The data presented show significantly enhanced lysine substitution at three of the nine arginine rare codon sites, R72, R96, and R103. There seems to be no trivial explanation for experimental variation due to properties of the substituted proteins or detectability of derived peptides. Therefore, the results must reflect, in some way, mechanistic aspects of the translation process. Following kinetic models such as those introduced by Hatzimanikatis [19, 20] or Lipowsky [18], and the specific kinetic factors suggested by work of the laboratories of Rodnina [24], Green [25] and Eherenberg [26], we can suggest several ways that levels of mis-incorporation at different sites could vary. This could be the result of a direct effect on binding free-energies or kinetic activation energies by ribosomal interactions with adjacent parts of the mRNA or nacent polypeptide, or it could be the result of sequence specific slowing of one of the steps at, or following, GTP hydrolysis, which would minimize the effect of this secondary selection step.

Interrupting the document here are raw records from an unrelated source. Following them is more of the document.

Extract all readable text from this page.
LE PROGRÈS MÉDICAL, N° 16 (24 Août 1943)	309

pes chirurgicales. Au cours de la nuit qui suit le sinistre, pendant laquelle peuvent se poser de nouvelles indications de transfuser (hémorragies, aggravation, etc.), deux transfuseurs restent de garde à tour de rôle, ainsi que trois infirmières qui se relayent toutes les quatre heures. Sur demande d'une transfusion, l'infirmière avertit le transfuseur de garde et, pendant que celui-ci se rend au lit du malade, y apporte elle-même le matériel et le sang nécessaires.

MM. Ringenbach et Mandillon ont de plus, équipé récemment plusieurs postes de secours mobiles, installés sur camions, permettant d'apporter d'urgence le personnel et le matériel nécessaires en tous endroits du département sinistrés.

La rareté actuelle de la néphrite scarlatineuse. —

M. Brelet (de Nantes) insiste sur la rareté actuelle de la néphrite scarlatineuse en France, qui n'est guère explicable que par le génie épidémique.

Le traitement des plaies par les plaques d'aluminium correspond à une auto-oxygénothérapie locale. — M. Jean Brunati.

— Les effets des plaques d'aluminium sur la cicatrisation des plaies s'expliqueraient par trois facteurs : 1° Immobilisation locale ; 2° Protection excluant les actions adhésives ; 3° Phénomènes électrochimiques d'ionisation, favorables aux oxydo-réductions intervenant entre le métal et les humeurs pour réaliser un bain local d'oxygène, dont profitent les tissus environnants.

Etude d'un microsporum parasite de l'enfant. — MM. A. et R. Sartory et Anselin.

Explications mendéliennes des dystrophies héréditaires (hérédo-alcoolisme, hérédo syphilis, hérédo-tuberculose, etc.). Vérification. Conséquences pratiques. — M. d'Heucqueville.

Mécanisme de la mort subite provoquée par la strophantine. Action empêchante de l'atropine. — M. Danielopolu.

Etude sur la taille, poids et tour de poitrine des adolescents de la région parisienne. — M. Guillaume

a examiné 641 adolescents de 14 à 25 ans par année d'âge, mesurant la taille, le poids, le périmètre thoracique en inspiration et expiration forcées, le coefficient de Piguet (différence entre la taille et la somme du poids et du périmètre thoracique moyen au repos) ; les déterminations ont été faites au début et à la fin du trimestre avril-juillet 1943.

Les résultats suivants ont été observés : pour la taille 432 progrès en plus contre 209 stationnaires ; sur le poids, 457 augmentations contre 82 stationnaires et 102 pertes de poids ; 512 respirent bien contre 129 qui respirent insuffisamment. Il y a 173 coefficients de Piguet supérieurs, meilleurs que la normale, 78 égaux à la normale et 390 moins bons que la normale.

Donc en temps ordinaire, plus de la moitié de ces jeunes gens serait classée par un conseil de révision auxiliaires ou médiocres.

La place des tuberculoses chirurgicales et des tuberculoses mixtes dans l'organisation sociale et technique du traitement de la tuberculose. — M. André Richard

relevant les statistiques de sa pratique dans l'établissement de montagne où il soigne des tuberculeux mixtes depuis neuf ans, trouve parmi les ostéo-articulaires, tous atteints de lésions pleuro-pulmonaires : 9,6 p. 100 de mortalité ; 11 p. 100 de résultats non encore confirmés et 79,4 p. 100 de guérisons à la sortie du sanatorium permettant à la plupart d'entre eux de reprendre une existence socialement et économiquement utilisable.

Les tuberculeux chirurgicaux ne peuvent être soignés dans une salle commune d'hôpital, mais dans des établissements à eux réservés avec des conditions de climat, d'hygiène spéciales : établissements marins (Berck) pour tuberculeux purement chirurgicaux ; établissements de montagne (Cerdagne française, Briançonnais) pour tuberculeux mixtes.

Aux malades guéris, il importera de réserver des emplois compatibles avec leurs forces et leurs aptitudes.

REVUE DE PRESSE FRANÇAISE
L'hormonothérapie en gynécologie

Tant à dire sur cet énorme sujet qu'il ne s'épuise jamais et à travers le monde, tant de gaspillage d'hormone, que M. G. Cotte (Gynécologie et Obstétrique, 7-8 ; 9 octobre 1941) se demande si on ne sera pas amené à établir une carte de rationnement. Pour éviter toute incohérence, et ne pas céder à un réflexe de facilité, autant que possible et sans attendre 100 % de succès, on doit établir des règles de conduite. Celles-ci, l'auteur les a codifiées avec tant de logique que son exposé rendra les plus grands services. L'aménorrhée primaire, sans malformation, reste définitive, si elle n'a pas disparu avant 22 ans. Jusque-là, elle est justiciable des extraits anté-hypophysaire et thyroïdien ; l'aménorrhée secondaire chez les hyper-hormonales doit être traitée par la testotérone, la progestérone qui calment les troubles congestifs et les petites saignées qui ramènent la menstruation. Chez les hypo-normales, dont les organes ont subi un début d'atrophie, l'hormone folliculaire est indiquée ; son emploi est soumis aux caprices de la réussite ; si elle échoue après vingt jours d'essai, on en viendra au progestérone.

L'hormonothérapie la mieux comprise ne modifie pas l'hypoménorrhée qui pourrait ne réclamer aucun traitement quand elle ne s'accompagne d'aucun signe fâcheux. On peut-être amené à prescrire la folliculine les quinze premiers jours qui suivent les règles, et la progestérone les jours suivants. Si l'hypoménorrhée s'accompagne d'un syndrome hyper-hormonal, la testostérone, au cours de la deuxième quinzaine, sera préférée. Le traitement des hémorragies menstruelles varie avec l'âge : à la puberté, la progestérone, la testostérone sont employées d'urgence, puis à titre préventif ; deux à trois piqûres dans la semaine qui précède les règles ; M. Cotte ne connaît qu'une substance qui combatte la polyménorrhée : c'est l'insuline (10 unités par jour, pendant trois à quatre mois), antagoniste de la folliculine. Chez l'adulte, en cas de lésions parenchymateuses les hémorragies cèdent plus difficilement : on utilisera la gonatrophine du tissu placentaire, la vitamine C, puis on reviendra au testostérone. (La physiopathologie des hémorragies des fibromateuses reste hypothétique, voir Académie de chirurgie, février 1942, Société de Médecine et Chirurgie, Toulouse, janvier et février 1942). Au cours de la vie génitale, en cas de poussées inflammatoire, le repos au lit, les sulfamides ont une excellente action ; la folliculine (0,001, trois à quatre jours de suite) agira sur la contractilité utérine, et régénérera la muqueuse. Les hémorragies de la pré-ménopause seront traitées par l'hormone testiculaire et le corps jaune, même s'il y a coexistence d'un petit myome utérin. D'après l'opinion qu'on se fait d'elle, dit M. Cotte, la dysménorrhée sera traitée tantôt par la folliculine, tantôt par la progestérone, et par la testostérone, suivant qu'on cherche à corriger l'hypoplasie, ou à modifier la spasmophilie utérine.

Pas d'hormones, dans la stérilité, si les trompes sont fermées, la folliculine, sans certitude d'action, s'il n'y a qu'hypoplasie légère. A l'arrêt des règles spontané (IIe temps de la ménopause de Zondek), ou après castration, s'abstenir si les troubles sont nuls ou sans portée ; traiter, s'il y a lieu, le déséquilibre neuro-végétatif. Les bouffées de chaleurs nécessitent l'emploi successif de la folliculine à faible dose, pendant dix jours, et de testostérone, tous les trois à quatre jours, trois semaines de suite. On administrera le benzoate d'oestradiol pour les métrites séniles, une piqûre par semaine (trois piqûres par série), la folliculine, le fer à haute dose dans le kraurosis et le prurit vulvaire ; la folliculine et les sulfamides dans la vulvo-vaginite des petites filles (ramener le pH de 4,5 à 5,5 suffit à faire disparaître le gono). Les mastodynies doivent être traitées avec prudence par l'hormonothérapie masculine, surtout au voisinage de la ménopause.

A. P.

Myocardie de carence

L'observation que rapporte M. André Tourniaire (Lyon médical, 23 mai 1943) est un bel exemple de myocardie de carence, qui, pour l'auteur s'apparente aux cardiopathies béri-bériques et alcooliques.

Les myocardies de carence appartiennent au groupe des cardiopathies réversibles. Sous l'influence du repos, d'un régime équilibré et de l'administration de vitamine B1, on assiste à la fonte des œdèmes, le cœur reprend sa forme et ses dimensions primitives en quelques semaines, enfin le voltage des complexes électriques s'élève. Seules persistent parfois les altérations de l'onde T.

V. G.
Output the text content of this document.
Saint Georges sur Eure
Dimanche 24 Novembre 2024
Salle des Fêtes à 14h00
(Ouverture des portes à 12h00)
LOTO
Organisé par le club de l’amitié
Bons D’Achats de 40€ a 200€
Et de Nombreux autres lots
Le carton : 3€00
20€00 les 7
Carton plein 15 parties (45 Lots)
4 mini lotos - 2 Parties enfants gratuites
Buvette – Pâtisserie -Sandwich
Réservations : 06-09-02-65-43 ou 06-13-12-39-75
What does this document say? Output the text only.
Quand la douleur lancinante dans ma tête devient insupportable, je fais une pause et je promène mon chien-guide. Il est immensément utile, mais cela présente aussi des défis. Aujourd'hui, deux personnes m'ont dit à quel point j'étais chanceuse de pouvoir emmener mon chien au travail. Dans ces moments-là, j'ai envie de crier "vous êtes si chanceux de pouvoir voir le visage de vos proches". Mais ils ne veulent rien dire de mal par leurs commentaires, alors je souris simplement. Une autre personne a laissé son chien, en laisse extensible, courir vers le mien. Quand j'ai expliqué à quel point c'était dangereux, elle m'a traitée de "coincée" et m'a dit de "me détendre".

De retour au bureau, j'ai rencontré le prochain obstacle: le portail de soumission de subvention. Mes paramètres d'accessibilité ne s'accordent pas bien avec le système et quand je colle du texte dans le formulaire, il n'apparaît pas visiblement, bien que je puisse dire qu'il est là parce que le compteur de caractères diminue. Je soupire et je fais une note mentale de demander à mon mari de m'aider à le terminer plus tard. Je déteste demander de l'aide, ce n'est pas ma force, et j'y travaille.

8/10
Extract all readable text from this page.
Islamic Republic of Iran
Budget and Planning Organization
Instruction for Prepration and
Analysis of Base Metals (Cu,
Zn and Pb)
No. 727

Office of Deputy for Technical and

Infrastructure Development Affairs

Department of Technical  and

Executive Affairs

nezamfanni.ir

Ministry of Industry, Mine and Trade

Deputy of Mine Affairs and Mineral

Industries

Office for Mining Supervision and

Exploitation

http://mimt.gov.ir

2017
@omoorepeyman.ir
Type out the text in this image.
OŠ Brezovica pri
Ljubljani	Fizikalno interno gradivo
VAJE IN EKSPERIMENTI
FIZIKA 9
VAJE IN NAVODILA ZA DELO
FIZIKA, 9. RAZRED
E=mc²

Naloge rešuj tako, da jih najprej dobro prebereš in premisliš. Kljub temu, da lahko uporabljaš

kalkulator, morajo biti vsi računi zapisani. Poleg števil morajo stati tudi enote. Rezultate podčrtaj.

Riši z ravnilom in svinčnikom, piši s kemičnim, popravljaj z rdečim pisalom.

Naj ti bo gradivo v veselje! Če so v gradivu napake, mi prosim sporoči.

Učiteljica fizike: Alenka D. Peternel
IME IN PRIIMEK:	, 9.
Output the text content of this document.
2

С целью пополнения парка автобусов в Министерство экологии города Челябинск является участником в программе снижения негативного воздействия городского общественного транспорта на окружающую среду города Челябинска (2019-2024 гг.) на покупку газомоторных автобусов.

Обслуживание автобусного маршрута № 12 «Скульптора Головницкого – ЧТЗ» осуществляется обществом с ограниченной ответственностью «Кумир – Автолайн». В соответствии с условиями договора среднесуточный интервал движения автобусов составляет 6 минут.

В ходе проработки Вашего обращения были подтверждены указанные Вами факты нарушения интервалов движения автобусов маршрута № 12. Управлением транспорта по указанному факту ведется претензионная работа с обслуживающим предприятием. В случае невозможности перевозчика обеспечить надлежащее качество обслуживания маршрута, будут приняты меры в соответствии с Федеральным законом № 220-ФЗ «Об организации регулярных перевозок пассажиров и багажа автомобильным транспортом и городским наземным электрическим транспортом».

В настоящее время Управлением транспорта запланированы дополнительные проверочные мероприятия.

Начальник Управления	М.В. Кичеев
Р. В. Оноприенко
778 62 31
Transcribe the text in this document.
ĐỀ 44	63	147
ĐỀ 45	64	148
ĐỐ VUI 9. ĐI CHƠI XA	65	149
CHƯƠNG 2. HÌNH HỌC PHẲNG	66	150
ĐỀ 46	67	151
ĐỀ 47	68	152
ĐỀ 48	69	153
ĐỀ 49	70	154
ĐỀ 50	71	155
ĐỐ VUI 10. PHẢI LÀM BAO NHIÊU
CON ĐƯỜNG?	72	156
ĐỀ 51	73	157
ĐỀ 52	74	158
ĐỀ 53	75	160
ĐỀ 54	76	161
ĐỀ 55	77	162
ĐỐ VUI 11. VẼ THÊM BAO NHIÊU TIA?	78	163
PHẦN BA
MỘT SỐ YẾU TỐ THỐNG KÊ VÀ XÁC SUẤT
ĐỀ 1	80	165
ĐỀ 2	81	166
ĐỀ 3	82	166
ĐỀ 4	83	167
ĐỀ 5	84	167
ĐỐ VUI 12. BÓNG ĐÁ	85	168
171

Among possible sources for sequence specific slowing are: peptide bond formation by the preceding amino acid, limitations on the transit of the nacent peptide through the ribosomal tunnel, the slow progression of polysomal synthesis where a ribosome at a more C-terminal site stalls movement of ribosomes at more N-terminal sites, or the need to unravel mRNA secondary structure toward the 3’ end to allow progression of a ribosome down the sequence. The local concentration of the appropriate tRNAs could also be depleted in regions where a particular rare codon is clustered allowing inappropriate tRNAs to more effectively compete for an initial binding site. We can eliminate some of these possibilities based on the experiments conducted and examination of the yARF1 sequence.